On Aug. 7, she visited CenturyLink Field, where she found a locker, complete with a personalized game day jersey with the date she had her surgery and other gear, in the Seahawks locker room. The group then got their names called out over the public address system and got to run through the same tunnel the Seahawks use during introductions. They mingled with Seattle mascot Blitz, the Seahawks cheerleaders, the Blue Thunder drum corps and various Seahawks alumni.
They also got to help paint the Seahawks’ midfield logo.
“That was pretty humbling to be a part of that group,” Louden said. “There are a lot of kids that don’t get to have the kind of life that most kids have. To be able to have my life back, that’s something I’m really grateful for. Some kids have an injury or illness they have to live with their entire life. I had a great time with them, and it meant a lot to me to see the kids doing what they wanted to do.”
That’s nothing compared to what the group got to do Aug. 8, when they visited the Seahawks training facility in Renton. While at the Virginia Mason Athletic Complex, Louden said the group got to eat in the same facility the Seahawks do, tour the practice fields and watch the Seahawks in training camp.
After practice was done, several of the players and coaches, including linebackers Bobby Wagner and Shaquem Griffin, defensive back Shaquill Griffin, receiver Tyler Lockett, quarterback Russell Wilson and head coach Pete Carroll came over and spent time with the Make-A-Wish kids.
Louden said she got to ask Carroll how many packs of gum he went through on game day — the answer was “a couple” — and Dr. Giefer was impressed that she joked with Lockett about recently unfollowing her on Instagram.
But Louden’s said her highlight was definitely getting a chance to play catch with Wilson for a few minutes.

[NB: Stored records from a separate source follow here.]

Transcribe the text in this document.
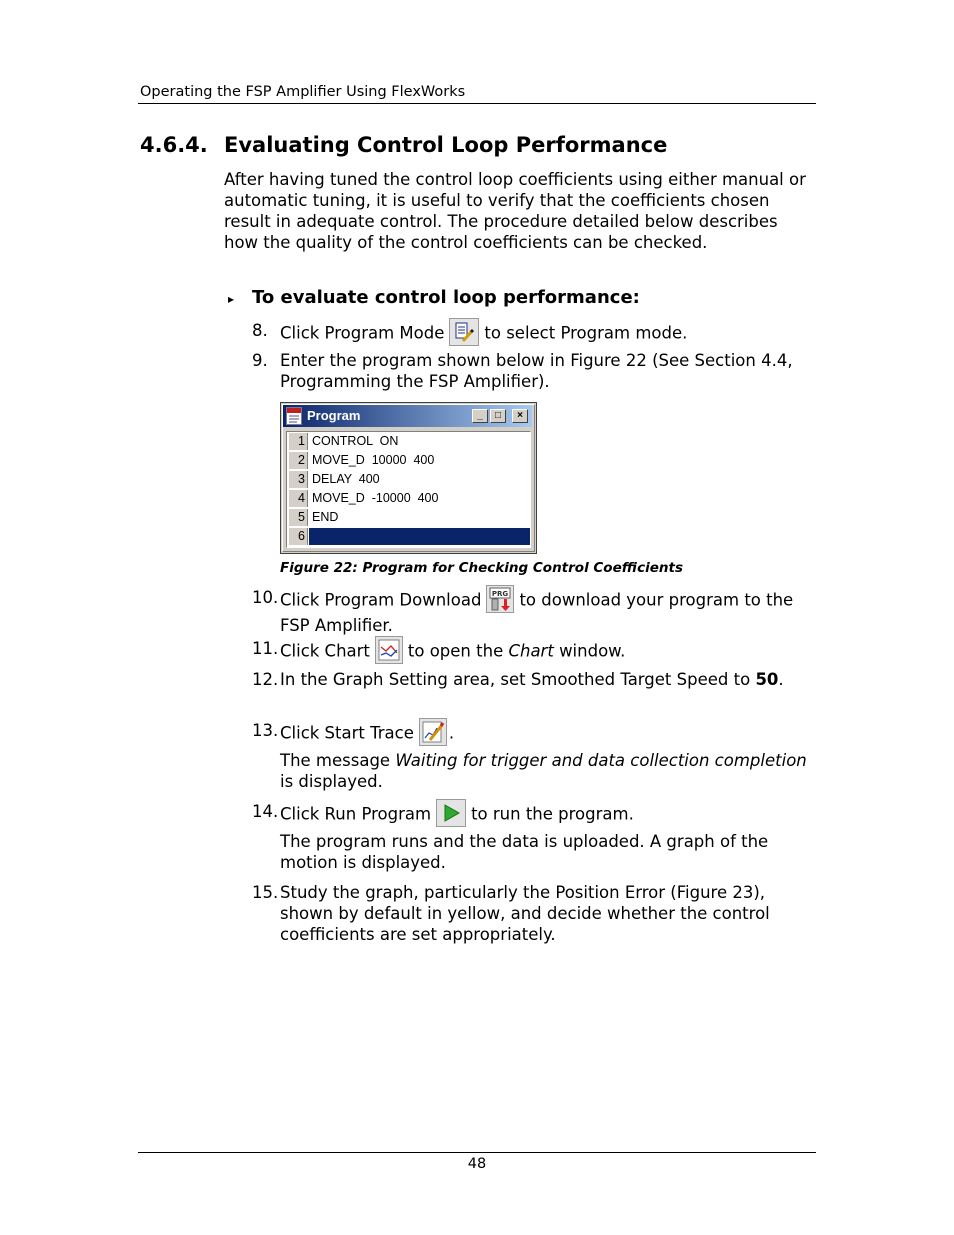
Operating the FSP Amplifier Using FlexWorks
4.6.4. Evaluating Control Loop Performance

After having tuned the control loop coefficients using either manual or automatic tuning, it is useful to verify that the coefficients chosen result in adequate control. The procedure detailed below describes how the quality of the control coefficients can be checked.

▸ To evaluate control loop performance:
8. Click Program Mode to select Program mode.
9. Enter the program shown below in Figure 22 (See Section 4.4, Programming the FSP Amplifier).
Program	_	□	×
1 CONTROL  ON
2 MOVE_D  10000  400
3 DELAY  400
4 MOVE_D  -10000  400
5 END
6
Figure 22: Program for Checking Control Coefficients
10. Click Program Download PRG to download your program to the FSP Amplifier.
11. Click Chart to open the Chart window.
12. In the Graph Setting area, set Smoothed Target Speed to 50.
13. Click Start Trace .
The message Waiting for trigger and data collection completion is displayed.
14. Click Run Program to run the program.
The program runs and the data is uploaded. A graph of the motion is displayed.
15. Study the graph, particularly the Position Error (Figure 23), shown by default in yellow, and decide whether the control coefficients are set appropriately.
48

“That was surreal,” she said. “I’ve always wanted to meet him. I’m so invested in the Seahawks, and to get to talk to him and play catch, it was amazing. ... He was so kind, and he told me people like me inspire him. ... That made me so proud of myself and the person I have become. The whole experience is something I’ll never forget.”
The group’s experience wrapped up Aug. 9, when they got to attend the Seahawks’ preseason opener against the Indianapolis Colts.
“Amber was the star of the show,” Dr. Giefer said. “We were just there to support her. Her mom and I took a few steps back and just enjoyed watching her interact with everybody and just be a kid and enjoy this amazing opportunity.
“While I was watching her, it did kind of hit me that this was like a celebration for her. Most Make-A-Wish kids are still fighting or will always be fighting, but Amber has fought her way through, and this whole experience was a nice way to celebrate some difficult patches in her life. She’s had a difficult journey, and now hopefully that’s in the past.”